Article first published as Manga Review: Twin Spica Volume Six by Kou Yaginuma on Blogcritics.
Twin Spica Volume Six is a manga by Kou Yaginuma, and it was published in North America by Vertical, Inc. in 2011. There isn’t any kind of rating printed on this volume, but I would personally recommend Twin Spica to manga readers who are twelve or thirteen years of age and older.
Twin Spica Volume 6
Written by: Kou Yaginuma
Publisher: Media Factory
English Publisher: Vertical
Release Date: March 1, 2011
This volume of Twin Spica continues with the survival training exercise for Asumi and her friends that was introduced in Volume Five. After the exercise, we see more interaction between Asumi and Kiriu, the young man she started becoming friends with in the previous volume.

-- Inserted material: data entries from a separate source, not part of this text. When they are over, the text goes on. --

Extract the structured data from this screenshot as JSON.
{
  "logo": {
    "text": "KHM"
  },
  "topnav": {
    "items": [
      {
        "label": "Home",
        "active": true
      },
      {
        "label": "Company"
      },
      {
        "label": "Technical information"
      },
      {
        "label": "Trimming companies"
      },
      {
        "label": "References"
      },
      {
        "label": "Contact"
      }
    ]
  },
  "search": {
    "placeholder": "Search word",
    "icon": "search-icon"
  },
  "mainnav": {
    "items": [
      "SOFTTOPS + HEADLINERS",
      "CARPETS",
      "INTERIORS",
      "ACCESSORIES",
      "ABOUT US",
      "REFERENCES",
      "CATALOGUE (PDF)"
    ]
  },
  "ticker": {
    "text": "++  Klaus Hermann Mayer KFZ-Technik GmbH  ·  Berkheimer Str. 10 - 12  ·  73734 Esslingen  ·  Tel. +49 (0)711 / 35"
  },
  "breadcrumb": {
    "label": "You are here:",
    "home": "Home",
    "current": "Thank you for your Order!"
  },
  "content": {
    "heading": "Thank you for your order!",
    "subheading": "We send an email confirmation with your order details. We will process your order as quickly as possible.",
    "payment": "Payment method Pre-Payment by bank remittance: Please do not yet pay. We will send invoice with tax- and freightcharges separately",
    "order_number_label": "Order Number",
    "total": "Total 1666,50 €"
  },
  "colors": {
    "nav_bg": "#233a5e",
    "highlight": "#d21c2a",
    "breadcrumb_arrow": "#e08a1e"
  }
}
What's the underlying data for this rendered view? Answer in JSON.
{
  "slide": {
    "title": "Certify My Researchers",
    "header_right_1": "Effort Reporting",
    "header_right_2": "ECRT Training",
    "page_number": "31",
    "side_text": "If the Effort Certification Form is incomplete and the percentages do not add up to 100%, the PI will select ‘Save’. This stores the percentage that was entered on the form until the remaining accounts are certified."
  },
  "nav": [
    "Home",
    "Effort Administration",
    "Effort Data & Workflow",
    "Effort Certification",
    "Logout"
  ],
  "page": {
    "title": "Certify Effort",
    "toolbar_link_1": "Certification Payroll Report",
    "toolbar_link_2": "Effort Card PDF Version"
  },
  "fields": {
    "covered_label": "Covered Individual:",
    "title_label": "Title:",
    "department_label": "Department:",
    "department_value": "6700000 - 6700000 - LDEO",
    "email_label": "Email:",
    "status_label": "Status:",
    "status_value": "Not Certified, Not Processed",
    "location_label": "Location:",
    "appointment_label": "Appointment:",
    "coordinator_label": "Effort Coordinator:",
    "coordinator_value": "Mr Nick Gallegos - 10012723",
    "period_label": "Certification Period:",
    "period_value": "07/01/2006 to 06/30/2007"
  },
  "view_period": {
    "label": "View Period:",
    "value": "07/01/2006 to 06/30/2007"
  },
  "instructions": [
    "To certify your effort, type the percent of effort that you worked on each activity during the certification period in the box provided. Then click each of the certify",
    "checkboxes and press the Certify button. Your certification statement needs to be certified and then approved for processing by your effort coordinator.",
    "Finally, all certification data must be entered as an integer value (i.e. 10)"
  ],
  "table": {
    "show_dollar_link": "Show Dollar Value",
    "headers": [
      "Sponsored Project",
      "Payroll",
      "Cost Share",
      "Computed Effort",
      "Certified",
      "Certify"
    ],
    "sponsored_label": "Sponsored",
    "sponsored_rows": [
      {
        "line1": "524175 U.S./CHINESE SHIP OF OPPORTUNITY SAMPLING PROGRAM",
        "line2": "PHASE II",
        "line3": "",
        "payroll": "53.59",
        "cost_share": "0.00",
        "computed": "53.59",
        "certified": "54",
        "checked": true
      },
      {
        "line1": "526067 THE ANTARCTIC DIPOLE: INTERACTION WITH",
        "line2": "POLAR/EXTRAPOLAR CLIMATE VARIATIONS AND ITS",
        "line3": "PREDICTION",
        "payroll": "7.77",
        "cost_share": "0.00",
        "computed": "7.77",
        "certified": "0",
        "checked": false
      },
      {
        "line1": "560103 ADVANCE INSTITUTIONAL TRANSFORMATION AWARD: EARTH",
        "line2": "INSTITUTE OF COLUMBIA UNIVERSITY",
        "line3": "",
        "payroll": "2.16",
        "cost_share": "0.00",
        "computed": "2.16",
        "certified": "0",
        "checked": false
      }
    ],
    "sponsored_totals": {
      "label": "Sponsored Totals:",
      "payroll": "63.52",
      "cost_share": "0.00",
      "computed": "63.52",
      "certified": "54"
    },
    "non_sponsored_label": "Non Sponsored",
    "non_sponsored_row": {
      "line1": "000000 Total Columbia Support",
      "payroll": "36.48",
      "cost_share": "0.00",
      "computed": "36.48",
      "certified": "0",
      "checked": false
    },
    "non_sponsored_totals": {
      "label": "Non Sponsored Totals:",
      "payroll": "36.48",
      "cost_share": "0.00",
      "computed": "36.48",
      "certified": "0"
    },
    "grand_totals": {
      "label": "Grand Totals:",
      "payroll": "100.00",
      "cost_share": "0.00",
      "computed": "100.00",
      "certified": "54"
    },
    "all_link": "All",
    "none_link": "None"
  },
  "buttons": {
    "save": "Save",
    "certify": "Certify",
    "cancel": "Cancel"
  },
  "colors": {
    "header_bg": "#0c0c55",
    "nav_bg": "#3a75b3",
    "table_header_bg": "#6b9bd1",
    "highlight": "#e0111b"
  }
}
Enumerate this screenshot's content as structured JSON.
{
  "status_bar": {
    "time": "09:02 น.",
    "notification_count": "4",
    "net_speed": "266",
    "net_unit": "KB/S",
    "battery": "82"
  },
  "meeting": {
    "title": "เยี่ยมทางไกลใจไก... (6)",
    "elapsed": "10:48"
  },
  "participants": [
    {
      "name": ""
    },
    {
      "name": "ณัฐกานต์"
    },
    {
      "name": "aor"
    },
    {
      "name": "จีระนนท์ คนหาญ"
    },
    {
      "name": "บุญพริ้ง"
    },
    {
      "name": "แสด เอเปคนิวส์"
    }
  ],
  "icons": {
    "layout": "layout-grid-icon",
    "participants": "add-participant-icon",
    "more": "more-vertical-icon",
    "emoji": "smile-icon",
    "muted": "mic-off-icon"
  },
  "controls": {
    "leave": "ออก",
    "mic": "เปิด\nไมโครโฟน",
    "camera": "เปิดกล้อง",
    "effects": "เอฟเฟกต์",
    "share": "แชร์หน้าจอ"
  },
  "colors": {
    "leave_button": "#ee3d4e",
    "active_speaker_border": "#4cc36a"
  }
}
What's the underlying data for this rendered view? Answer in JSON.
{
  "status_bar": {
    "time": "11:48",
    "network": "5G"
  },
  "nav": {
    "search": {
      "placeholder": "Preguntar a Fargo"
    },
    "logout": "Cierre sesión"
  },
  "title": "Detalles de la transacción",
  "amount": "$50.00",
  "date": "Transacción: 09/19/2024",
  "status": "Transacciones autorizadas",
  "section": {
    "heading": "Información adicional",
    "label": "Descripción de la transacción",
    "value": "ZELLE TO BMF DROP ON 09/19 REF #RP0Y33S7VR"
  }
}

Marika’s character development continues in this volume, and with the hints that are dropped in this volume, I believe I have an idea of what the situation is for her. And if I’m right, it could be a very interesting development, especially when her friends find out the truth. Asumi might be able to accept it, but I’m not sure how the rest of their friends would feel about it. I suspect this is a topic that will be explored in later volumes of the series.
The character of Shu Suzuki also receives some development in this volume. While previous volumes have hinted that he comes from a well-to-do family, it hadn’t been explained prior to this why he lives on his own in a run-down home. It was nice to finally get a little more background on this character, because it makes it a little easier to understand him and to want to care about him.
There’s also a small section of the story devoted to a guest speaker who comes to the Tokyo Space School. This guest speaker is able to help provide more backstory for Mr. Lion, the ghost of an astronaut who was part of The Lion’s doomed mission that only Asumi can see.
There are also two additional stories included in this volume: “Tiny, Tiny Aqua Star” and “Another Spica.” “Tiny, Tiny Aqua Star” provides more backstory for Asumi during her elementary school years. In this story, some of the other girls in Asumi’s class pick on her because she can’t prove that she can see the astronaut ghost. We also see Fuchuya’s grandfather giving Asumi some of the sparklers that he makes to help cheer her up; this is something that was referenced near the end of the main story in this volume of Twin Spica, so it was nice to see it show up in this flashback story. “Tiny, Tiny Aqua Star” takes an interesting turn after the mother of one of the girls taunting Asumi passes away.
“Another Spica” is still the author’s way of trying to insert himself into the Twin Spica universe. He’s basically interacting with people who look similar to the characters, and they also have similar names. He will occasionally see Asumi and Mr. Lion, and in this story, he has a brief interaction with Asumi. This is still my least favorite part of the Twin Spica volumes.
Now that I’m getting further along into Twin Spica, it’s been great to see how much the characters and their backstories are starting to dovetail together. What makes this even better for the reader is the fact that a lot of the time, the characters don’t realize that their stories are interconnected; this helps the reader feel like they know a secret that the characters don’t. As a writer, I can see a number of possibilities that can happen as the characters start learning some of these various “secrets,” and that makes me want to continue reading to find out what happens to these characters. Since Volume Six is the halfway point for the Twin Spica series, I suspect that these various story possibilities will be coming into play very soon.
If you’ve read and enjoyed Twin Spica up to this point, I’m very confident that you’ll also enjoy Volume Six.
I wrote this review after reading a copy of Twin Spica Volume Six that I checked out through the King County Library System.